Elsewhere, Walker addresses a frequently understudied part of architecture: the public-facing work of sitting on committees and competition juries. Andrews served as a juror for the Australian Parliament House competition that selected Romaldo Giurgola’s soaring design and chaired the competition for The Peak in Hong Kong that was won by a young Zaha Hadid. From 1977 to 1988, he was also a member of the Australia Council, which exerted a strong influence on the country’s position toward the arts. Walker convincingly argues that this activity, which involved organizing exchanges of architects with China and the US, curating exhibitions, publishing books, and supporting architectural education in secondary schools, was essential in fostering a specifically Australian architecture.
The concluding photo essay is beautiful but poignant. As photographer Noritaka Minami explains, most architectural photography takes place shortly after completion. His photographs, by contrast, document “what becomes of a building after the years have passed.” Much of Andrews’s work has suffered demolition and unsympathetic changes. The majority of the Cameron Offices was demolished in 2006, leaving the remainder stranded in a bleak setting of cheap apartment complexes and parking lots. Sydney Convention Centre was demolished in 2014. Part of the authors’ mission is to inspire institutions to preserve or restore Andrews’s surviving buildings, such as the University of Western Ontario’s D. B. Weldon Library, housing at the University of Canberra and the nearby Callam Offices, and the Intelsat headquarters in Washington, DC. (In Minami’s frank coda, these projects appear by turns haggard and eminently used.)

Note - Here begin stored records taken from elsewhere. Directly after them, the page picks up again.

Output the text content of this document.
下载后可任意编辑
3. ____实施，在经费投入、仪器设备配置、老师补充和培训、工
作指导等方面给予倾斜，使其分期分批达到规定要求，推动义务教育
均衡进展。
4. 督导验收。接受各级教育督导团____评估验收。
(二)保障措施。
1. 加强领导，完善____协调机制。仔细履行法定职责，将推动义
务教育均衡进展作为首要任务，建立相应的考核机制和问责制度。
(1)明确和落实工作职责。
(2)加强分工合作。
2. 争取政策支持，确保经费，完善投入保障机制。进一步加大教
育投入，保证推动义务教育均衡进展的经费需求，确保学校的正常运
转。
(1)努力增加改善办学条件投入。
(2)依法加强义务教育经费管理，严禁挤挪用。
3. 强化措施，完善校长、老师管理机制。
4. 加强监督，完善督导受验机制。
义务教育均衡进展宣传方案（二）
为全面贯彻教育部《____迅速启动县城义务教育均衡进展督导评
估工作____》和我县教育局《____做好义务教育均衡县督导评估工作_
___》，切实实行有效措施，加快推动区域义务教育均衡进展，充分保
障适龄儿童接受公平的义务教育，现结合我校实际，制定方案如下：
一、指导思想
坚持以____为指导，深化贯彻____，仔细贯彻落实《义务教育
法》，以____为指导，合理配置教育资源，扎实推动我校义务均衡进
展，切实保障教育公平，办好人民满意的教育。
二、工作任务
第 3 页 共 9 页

Andrews had deep faith in what he called the “undeniable bloody logic” of his designs. Accepting the Royal Australian Institute of Architects’ Gold Medal in 1980, he said of Australian architecture, “We don’t need the catchphrases from New York. We don’t need the grays and whites or the ‘isms.’ What we need to do is our own architecture and believe in ourselves.” The same could be said of his own body of work, yet he also kept up with international trends, what he called “know[ing] something about the things I want to know about.” (One wishes that more of Andrews’s voice made it into the book, as the few quotes there are from him—like when he (probably) refers to Robert Venturi as “that bloke in Philadelphia with the eyebrows”—show his charisma and sense of humor.) His buildings for large institutions solved programmatic challenges and pointed the way toward a flexible, interconnected society. But many were also memorable in the manner—sometimes exaggerated, always bold—through which they expressed function: the great trays and glass roof of Gund Hall, the long indoor streets of Scarborough, the avian swoops of the Miami Sea Terminal roof. In 1965, Reyner Banham wrote that “it is no use cyberneticists and Organization and Research men telling us that a computerized city might look like anything and nothing: most of us want it to look like something; we don’t want form to follow function into oblivion.” Working during the complex social, institutional, and technological changes of the late twentieth century, Andrews was, despite his avowed pragmatism, one of the most brilliant manipulators of form. In the end, this “uncommon sense” is why his work remains so relevant and why this excellent book is so welcome.